The Bay Area found itself in a dubious top ten earlier this year when we were named the tenth most bed bug-infested region in America. Help may be on the way, according to the Chronicle, with the passage of a new law requiring landlords to give tenants written notification of any and all previous bed bug infestations. But that law is too little too late for one San Francisco couple, who moved into the “modern urban luxury” apartment complex Potrero Launch in December 2015. For the next year, their lives would become a bedbug nightmare as they were bitten the hell up, ended up burning some of their favorite clothes and possessions, put the rest of their stuff in storage, had the stuff stolen, and were eventually so stressed by the experience that it contributed to them calling it quits as a couple.
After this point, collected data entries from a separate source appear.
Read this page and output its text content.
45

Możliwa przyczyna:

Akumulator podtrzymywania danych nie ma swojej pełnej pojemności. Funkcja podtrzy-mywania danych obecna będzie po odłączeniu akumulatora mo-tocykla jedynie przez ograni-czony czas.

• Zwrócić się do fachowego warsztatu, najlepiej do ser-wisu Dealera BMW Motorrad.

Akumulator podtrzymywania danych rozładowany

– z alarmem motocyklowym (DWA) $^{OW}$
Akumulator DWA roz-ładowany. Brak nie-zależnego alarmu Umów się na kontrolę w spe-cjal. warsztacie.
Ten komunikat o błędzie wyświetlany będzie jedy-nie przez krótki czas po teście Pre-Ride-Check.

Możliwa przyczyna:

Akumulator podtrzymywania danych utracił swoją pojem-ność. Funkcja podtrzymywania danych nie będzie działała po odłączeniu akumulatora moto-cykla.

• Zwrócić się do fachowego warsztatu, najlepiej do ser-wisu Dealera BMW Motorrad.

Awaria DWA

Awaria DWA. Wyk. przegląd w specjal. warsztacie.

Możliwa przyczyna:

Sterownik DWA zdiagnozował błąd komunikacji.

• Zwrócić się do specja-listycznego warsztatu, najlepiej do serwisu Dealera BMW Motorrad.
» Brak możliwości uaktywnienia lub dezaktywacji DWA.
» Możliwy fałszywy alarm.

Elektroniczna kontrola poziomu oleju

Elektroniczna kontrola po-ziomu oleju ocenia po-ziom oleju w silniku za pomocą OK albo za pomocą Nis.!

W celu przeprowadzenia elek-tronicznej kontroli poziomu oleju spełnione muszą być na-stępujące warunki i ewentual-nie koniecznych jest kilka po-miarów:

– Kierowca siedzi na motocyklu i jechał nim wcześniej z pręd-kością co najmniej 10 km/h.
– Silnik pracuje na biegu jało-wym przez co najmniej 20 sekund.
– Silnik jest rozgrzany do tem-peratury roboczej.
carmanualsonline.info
The Chronicle spoke to Straten Schemel and Paige Govey, who moved to San Francisco in 2015 and signed a 63-page lease (!) for an apartment at Potrero Launch. That lengthy lease also included a two-page addendum acknowledging that “there may have been a prior infestation” of bed bugs, but that this was “treated by a professional” and “the unit was believed to be free of further infestation.”

The key phrase there is “believed to be free of further infestation.” The tenants quickly started seeing bed bugs and complained to the property’s management. Exterminators visited their place five times, but the damned critters kept returning and causing immeasurable hassle for the couple. The escalation of pest extermination forced them put all of their items in storage, and some of their possessions were stolen.

“It became us living out of boxes, living in the same three outfits, spending every night vacuuming the bedding and box springs,” Govey told the Chronicle. “It was a pretty large factor in a lot of fights.”

Potrero Launch admits to the infestation, but insists they handled everything by the book. “The apartment was treated for bed bugs in December 2015,” Potrero Launch management said to the Chronicle. “The pest control contractor followed their standard protocol, treating the unit three times, and inspecting adjacent units for infestation. No bed bugs were found and the issue was isolated to the one apartment. There was an apparent reinfestation of the same resident’s apartment in March 2016, which was treated following the same protocol. The resident moved out in December 2016 and there have been no further reports of bed bugs for any unit on the property.”

While San Francisco may be the tenth most bed bug-infested town in the U.S., Los Angeles is all the way up there at Number Four. Hopefully this changes with the passage of a new law requiring additional tenant notification on prior bed bug infestations. That law is sort of a statewide version of bed bug warrior Jane Kim’s 2012 legislation, and requires landlords to provide tenant with a bed bug history of the apartment while prohibiting them from “showing, renting, or leasing a vacant dwelling unit that the landlord knows has a bed bug infestation.”

The new law is specific to bed bugs. “Why bed bugs have their own law is that they are a harder pest to treat,” California Apartment Association attorney Whitney Prout told the Chronicle. “It requires early detection and integrated pest management between the landlord and tenant, because of how pervasively [the bed bugs] can take over.”

While the new statewide law passed last year, it has not yet gone into full effect. Landlords were required to notify new tenants of bed bug infestations on July 1, and the law will be expanded to current and existing tenants on January 1, 2018.